Chnag: Amerykańsko-chińskie wojny o chipy są złe dla nas wszystkich
Morris Chang, założyciel TSMC, uważa, że trwające napięcie między USA i Chinami w sprawie dostaw półprzewodników spowolni innowacje w tej dziedzinie.
92-letni założyciel największego na świecie producenta chipów, TSMC, przemawiał podczas wydarzenia Asia Society w Nowym Jorku.
"Myślę, że decoupling ostatecznie spowolni wszystkich. Oczywiście bezpośrednim celem jest spowolnienie Chin i myślę, że tak się dzieje... Wygląda na to, że kraje są na siebie zagniewane, co mnie martwi. Naszą jedyną nadzieją jest to, że nie doprowadzi to do niczego poważniejszego” – powiedział Morris Chang w swoim wystąpieniu.
Chang miał na myśli trwającą wojnę handlową między dwoma supermocarstwami, która wydaje się coraz bardziej zaostrzać. Na początku tego miesiąca amerykańscy urzędnicy przyjęli kolejny zestaw ograniczeń eksportowych, które ograniczyły eksport chipów i narzędzi do produkcji chipów do Chin. Działanie to nastąpiło po tym, jak Huawei Technologies zaprezentował telefon z nowym chipem wyprodukowanym w kraju.
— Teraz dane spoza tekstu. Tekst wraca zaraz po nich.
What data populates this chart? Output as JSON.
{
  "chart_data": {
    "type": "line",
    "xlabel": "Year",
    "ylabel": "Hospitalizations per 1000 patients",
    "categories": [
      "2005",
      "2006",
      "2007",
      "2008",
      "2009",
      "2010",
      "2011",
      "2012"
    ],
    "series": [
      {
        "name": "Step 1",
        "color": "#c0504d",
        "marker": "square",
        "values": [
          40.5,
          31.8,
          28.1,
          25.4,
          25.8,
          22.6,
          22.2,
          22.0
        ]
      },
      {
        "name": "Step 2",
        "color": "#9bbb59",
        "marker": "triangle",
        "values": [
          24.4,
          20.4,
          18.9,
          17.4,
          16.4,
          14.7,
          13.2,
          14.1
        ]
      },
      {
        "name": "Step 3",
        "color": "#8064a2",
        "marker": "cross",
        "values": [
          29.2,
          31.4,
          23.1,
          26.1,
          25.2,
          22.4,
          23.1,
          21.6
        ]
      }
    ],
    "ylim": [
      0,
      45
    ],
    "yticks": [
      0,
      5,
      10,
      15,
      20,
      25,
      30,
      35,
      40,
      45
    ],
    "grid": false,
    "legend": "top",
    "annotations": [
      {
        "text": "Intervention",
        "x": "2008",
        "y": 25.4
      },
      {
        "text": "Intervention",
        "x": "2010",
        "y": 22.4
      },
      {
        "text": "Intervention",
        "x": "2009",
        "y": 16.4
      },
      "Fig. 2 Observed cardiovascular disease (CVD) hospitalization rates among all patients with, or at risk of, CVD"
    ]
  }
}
Stany Zjednoczone stwierdziły, że środki te miały na celu uniemożliwienie Chinom dostępu do najnowocześniejszych technologii, które mogłyby wykorzystać do wzmocnienia swojej armii, zwłaszcza w strategicznie ważnej dziedzinie sztucznej inteligencji (AI).
Chiny odpowiedziały, mówiąc, że ograniczenia "naruszają zasady gospodarki rynkowej i uczciwej konkurencji".
Japonia i Holandia – która jest domem kluczowego producenta sprzętu chipowego ASML – również nałożyły na Chiny ograniczenia eksportu technologii chipowych.